By James F. Tracy
Progressive-left media icon Jeremy Scahill told a caller to C-SPAN’s Book TV that Austin Texas talk show host Alex Jones is a “lunatic” and a significant detriment to “real journalism that journalists are doing.”
Scahill was asked who he thought represented “the most legimate … form of journalism”–Jones or Amy Goodman. “[I have] to be very careful about choosing my words here,” Scahill cautioned. The writer then proceeded to call Jones an “absolute, die-hard lunatic, and to even mention him in the same sentence as Amy Goodman is an incredible insult to Amy Goodman.”
Alex Jones has forwarded some of the most outrageous, ridiculous conspiracy theories about how the world works. And whatever good he might be doing in what he does is completely overshadowed by the fact that he is pushing outright lies and propaganda on a regular basis and I think that it ultimately subverts the importance of real journalism that independent journalists are doing on a regular basis by giving the impression that everyone’s running around wearing a tin foil hat.
The progressive author’s outburst begs the question, What exactly is “real journalism”? What are the characteristics of “alternative media”? Who has a legitimate claim to that mantle? And, what broader interests do attacks like these serve? This arguably has far less to do with journalistic legitimacy and a sincere regard for truth than it does with the less-apparent forces that seek to define political debate–and division.
The Puffin Foundation Writing Fellow at the foundation-funded Nation Institute, Scahill previously worked as a producer on Goodman’s Democracy Now! news program, also a major recipient of foundation funding. Scahill is also a frequent guest on corporate news outlet MSNBC.

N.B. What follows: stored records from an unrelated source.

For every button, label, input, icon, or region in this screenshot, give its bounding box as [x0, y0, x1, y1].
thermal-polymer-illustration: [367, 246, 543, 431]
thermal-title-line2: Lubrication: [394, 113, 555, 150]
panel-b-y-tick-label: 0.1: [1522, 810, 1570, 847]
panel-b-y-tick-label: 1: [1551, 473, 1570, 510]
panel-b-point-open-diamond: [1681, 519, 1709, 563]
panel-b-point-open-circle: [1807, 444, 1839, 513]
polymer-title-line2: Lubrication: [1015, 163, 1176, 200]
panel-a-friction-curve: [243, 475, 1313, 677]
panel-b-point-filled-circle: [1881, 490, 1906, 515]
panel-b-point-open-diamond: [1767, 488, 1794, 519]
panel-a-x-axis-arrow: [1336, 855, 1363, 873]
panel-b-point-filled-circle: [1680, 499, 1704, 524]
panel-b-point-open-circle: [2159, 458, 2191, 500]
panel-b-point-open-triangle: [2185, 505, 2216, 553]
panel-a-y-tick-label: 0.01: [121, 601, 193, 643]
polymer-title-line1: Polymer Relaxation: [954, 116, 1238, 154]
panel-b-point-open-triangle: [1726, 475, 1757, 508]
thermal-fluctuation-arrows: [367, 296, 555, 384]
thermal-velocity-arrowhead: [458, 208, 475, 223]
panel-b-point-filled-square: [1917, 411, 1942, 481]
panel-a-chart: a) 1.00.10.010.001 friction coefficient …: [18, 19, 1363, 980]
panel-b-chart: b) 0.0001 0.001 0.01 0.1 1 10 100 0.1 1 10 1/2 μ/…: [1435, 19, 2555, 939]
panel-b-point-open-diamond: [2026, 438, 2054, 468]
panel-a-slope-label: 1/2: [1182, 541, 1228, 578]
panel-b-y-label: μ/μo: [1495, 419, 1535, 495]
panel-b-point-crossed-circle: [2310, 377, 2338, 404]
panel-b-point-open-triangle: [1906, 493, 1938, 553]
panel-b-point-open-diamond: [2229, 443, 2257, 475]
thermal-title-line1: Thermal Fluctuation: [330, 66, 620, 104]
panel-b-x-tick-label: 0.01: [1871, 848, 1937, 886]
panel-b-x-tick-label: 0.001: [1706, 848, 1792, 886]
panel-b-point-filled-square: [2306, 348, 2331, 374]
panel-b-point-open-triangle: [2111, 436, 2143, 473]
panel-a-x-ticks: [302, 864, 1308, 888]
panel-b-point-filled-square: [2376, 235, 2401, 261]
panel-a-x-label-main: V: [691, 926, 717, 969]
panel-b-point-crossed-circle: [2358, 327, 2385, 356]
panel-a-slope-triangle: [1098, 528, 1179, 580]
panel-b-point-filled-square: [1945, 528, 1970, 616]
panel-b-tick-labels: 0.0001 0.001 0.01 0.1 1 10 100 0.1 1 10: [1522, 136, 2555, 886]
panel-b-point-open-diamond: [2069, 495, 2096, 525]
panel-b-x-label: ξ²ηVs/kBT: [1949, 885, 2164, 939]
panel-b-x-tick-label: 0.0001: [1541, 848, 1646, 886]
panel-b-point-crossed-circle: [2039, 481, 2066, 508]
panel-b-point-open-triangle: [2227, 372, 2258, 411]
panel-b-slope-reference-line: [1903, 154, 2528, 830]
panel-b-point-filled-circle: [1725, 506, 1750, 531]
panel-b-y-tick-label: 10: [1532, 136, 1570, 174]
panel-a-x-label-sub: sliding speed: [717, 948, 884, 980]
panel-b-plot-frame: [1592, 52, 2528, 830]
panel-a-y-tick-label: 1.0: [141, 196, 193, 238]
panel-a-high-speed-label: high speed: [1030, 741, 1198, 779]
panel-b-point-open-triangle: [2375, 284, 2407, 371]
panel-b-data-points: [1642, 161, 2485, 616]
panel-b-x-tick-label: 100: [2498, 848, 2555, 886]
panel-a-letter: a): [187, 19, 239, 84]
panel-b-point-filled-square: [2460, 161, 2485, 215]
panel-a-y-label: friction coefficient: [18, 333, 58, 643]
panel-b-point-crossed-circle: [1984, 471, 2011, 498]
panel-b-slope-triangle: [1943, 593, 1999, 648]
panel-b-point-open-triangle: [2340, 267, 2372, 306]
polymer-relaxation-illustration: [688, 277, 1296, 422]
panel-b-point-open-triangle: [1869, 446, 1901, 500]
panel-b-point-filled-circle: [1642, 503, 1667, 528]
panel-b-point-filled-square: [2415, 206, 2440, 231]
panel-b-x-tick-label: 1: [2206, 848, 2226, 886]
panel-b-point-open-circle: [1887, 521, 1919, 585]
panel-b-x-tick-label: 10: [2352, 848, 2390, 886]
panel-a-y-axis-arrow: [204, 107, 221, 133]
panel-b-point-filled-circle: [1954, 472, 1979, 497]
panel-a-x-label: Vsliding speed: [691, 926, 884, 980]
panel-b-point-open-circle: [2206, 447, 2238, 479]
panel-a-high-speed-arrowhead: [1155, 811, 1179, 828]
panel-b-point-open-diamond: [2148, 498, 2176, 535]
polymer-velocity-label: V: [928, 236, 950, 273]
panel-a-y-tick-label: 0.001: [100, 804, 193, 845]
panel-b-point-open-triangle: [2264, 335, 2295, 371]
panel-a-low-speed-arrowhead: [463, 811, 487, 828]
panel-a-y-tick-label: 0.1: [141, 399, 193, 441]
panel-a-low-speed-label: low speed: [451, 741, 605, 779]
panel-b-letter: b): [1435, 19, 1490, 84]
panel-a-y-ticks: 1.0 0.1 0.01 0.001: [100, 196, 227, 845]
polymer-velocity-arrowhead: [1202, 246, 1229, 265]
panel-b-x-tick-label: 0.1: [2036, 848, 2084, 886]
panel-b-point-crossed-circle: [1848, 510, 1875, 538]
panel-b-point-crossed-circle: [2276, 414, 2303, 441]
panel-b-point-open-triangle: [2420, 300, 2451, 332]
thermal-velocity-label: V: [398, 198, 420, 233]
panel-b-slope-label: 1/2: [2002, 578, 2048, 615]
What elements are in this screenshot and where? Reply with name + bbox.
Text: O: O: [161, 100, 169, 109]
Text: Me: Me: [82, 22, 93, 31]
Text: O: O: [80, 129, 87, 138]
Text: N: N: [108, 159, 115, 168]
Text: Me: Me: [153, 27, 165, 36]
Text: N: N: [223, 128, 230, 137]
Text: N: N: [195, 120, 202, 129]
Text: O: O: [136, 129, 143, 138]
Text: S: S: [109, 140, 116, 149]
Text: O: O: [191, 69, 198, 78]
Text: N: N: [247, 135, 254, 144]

Does money from philanthropic foundations predispose progressive media figures to cast aspersion on public gadflies who defy easy left/right categorization? Closely resembling typical attacks from the left, Scahill appears to have no option but to dismiss such alternative journalists and commentators as “conspiracy theorists,” or otherwise as wholly irrational. This renders such figures outside the parameters of what Scahill and his coterie perceive as legitimate debate. Nevermind the journalistic burden of proof that rightly accompanies such accusations.
A recent exchange on Facebook facilitated by a colleague with media critic Steve Rendall of progressive media watchdog group Fairness and Accuracy in Reporting (FAIR) is illustrative of the vulnerability such individuals have when the conversation turns to the question of financing.
Rendall took issue with an article I wrote specifically addressing the relationship between foundation funding and the independence of news media professing to be “alternative” or “radical.” Rendall argued that I was not placing Noam Chomsky in proper context, which I viewed as a red herring to my original premise.
I proceeded to point out how FAIR was the recipient of $3.5 million in funding between 2007 and 2011, and that this should be made note of, particularly in light of my article’s subject matter. A portion of FAIR’s income stream came from major foundations, including Ford.
At the suggestion of FAIR’s funding, Rendall turned hostile, noting that if it were not for such foundation-funded entities the “US left would be nearly non-existent.”
I don’t hide who I am. Anyone who cares, can look me up. And FAIR is a 501c3, or not-for-profit organization. Our status and major donations are a matter of public record. So you can stop pretending like you’ve done some kind of deep sleuthing.
Most of our money comes from individual contributors, but we get some foundation money. I wish we got more. The US left would be nearly non-existent without non-profits like Pacifica, Democracy Now!, and many others. (My emphasis.)
But seriously James, Global Research? Really? What’s the matter, Infowars or Michael Ruppert didn’t have any “dirt” on FAIR?
Poorly-reasoned and even vitriolic remarks like Scahill’s and Rendall’s must be placed in a broader context. Are they really speaking to their readerships? Certainly to some degree, for many of their adherents see themselves as similarly partisan in terms of social justice and the environment-related issues.
Yet such statements are also no doubt directed toward parties outside the tent–those that provide them with the financial means to enact their projects–and perhaps even motivated by an intelligence community that has an established history in promoting such confusion and disinformation to thwart serious challenges to the political-economic status quo.
The greatest challenge to that status quo might be waged once those on the “left” and “right” move beyond their politics of imagined opinion and allegiance toward a common understanding of the oppressive forces arrayed against them.